King’s Joy vegetarian restaurant in Beijing

Tourism often involves a ton of planning. You read up and plan and follow your itinerary leaving very little to unexpected surprises, unless of course you are a backpacker. There is so much information available online, it is hard to have much left to chance anyway. But there are those rare occasions when you meet with something or someone completely unexpected and unplanned, which become etched in your memories as treasured experiences that go beyond a Facebook feed or a blogpost write-up or an Instagram photo.

I remember discovering a restaurant dedicated to mushrooms in Paris; finding a Greek township on a hill near Ephesus and ending up staying with one of the nicest hosts in her home; a school of pink dolphins frolicking in the water like they were in a fun park; then there was a time on a safari, after looking for tigers for the whole evening, we gave up only to find a tigress playing with her cub, right in the middle of the road, completely oblivious to a jeep full of gawkers. Adding to this frugal list is the chance finding of an absolutely gem of a place in Beijing – a vegetarian restaurant: King’s Joy.

Thanks to a mis-communication with the taxi driver which brought us to the area nearby, we happened to find the entrance quite by chance. Unlike other restaurants whose doors open onto the main street, the door to King’s Joy is tucked on the side, making it a little hard to see it at first. Once inside, it is like entering a sanctuary – peaceful and an absolute delight to the senses, it is created by someone with exquisite taste and a firm belief in the entire concept of vegetarianism. What sets it apart is that even though it is vying to gain Michelin star accolade, it does so by keeping it a relatively inexpensive, inclusive and ensuring that the staff is friendly and down to earth.

The meal is also a wonderful prelude to the walk inside the Lamma Temple set inside a serene compound.

Highly recommend it.


Located inside a Hutong, the old Chinese courtyard houses, the entrance is actually on the side, a small hidden door, secretly guiding the visitors to an enchanted place.


Mist-filled outdoors greet you upon arrival – a refreshing start to the experience.


Guests are treated to a melodious harp music, which creates a surreal atmosphere.


The set menus offer the best option to savour all the dishes. I opted for the RMB 399 meal. The meals go up to RMB 1299 or you can opt for a la carte. There is also a high tea menu.
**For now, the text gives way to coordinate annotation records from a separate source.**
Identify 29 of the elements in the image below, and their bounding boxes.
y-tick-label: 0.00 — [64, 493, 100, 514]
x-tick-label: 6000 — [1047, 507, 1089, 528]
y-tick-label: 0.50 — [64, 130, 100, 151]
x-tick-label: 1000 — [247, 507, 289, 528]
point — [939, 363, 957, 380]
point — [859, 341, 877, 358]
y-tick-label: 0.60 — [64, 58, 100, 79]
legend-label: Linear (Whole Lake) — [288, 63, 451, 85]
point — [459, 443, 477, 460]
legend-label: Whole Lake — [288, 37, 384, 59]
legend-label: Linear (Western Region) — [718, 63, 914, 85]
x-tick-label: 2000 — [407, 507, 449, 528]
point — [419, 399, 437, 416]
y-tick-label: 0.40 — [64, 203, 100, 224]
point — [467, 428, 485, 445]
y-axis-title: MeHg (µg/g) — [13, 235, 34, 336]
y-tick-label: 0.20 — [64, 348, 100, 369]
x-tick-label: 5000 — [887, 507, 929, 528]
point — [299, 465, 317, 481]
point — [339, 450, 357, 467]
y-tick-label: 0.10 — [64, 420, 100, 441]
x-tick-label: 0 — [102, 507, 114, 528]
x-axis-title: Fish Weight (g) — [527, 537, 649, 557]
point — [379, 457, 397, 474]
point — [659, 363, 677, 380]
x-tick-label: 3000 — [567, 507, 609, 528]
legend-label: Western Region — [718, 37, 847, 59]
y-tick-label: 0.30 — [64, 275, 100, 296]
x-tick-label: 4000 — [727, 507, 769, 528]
The set course is to be shared by 2 people, and for RMB 399 (approx US$45), it is not a bad deal at all. It started with a glass of tomatoes sprinkled with plum powder. To tell you the truth, I had forgotten the taste of sweet, delicious cherry tomatoes. The plum powder adds to the flavour.


I tried to create my own form of edible art.


The fruit sushi was a side order from al la carte menu and interestingly, the chef included banana puree. It was very refreshing.


A course of turnip, peas and hawthorne (tasted like quince)


A nourishing soup with walnuts


Although the waitress very kindly explained this course, I couldn’t understand what the English translation was. It tasted like barley but promised eternal beauty.


A side order of fried rice with nuts and pineapple


We were told the chef loved mushrooms.  We found mushrooms in many courses (I think the chef and I think alike). I would give anything to have mushrooms for the rest of my life, meal after meal after meal.


The misty welcome found its way to our dessert too. Mango pudding with red bean cake on the side.


The restaurant has a lot to discover inside. Its courtyard has a fruit tree with more mist making it feel like we are in a mountainous place.

Still life

Reservations are highly, highly recommended as the place is very busy. As we waited, we found various still life art installations around us, gently carrying us into this gastronomical wonderland. The owner has fine taste, that is for certain.


More still life art in the waiting area


The bird is free. The chef is a true believer of vegetarianism and his belief can be seen in conceptual translations via art – here the bird is free.